Priceonomics has launched a new offering that enables developers to crawl and analyze web pages on a large scale. The foundation of the Priceonomics Analysis Engine is a service called Fetch.
In a blog post, the company explained:
Fetch performs HTTP requests through our crawling backend. Our API comes with the built-in ability to route requests through several countries around the world, understand and obey (or disobey, at your discretion) robots.txt, set custom user agents, and normalize encoding to UTF-8 for text content. Fetch is also designed for maximum reliability and built in rate limiting, so you may find it solves a lot of the problems you’ve had on large-scale web crawling projects in the past.
Once a web page is crawled, the Priceonomics Analysis Engine analyzes the data it contains using applications that, for instance, can extract email addresses and phone numbers or retrieve information about where and how much the page has been shared on social media.
Priceonomics calls its platform a "minimum viable product" and says more advanced functionality, such as support for non-GET HTTP requests, will be exposed in the future.

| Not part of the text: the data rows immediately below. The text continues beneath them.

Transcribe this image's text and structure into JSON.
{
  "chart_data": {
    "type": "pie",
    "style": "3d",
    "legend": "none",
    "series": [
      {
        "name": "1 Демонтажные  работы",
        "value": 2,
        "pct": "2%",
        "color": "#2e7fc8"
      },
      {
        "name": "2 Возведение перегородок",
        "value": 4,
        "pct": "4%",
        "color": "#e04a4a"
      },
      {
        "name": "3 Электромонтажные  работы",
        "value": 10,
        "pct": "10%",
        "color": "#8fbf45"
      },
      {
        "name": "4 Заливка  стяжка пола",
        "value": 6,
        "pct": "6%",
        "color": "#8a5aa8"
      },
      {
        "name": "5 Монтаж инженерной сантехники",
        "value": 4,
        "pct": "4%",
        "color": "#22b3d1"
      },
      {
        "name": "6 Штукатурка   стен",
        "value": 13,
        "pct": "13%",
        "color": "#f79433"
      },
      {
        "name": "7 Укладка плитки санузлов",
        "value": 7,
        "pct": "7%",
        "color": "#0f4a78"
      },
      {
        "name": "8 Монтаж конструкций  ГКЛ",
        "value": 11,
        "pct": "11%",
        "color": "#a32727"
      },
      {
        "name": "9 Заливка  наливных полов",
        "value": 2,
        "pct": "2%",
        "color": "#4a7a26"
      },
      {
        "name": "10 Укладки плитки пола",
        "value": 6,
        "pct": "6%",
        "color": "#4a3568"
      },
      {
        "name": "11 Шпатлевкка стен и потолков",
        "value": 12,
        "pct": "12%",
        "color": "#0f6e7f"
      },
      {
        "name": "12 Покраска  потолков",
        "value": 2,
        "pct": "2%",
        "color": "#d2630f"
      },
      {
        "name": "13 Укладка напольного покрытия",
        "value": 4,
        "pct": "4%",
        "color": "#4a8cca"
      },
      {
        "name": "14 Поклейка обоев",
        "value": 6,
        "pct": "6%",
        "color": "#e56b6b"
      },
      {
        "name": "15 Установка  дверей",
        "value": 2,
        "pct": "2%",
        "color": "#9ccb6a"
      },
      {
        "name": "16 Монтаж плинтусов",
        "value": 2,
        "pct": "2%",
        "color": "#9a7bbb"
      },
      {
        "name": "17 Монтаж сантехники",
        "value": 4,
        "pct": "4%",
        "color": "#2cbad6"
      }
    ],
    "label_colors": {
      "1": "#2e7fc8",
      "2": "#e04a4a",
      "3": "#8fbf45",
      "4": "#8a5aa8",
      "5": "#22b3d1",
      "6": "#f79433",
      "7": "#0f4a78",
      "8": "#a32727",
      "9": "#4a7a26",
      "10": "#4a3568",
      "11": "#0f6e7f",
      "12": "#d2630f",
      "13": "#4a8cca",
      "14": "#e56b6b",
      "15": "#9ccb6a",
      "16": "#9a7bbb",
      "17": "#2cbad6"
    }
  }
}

Additionally, Priceonomics will add new applications for more advanced data analysis.
Currently, Priceonomics is offering free access to its Analysis Engine. Developers can either use a shared API key that may produce slow results, or sign up for a private API key that is limited to 1,500 requests per day. A commercial plan for high volume users is coming soon.
The scraping economy
Data is the gold of the digital age and scraping is increasingly akin to gold mining. According to Priceonomics, "Tech companies and hedge funds pay us between $2K to $10K per month to crawl web pages, structure the information, and then deliver it to them in analyzed form. This is a pretty significant amount of money because acquiring data is a burning problem for some companies."
In an effort to bring its technology to a broader market, Priceonomics decided to take its technology and offer it via API.
Because data is so valuable and scraping it can be such a challenging task, a growing number of companies are hoping to build big businesses by offering self-serve tools that essentially allow anyone to turn web pages into APIs. Priceonomics is the latest to enter the self-serve space, and it will find itself competing against the likes of existing players such as Import.io and KimonoLabs.
Right now, it looks as if the market is large enough to support multiple companies but as more and more companies come face to face with the fact that their data is being scraped and incorporated into unofficial APIs, it's possible that offerings like Priceonomics' Analysis Engine will eventually have the ironic effect of encouraging companies to build official APIs that they can control and monetize.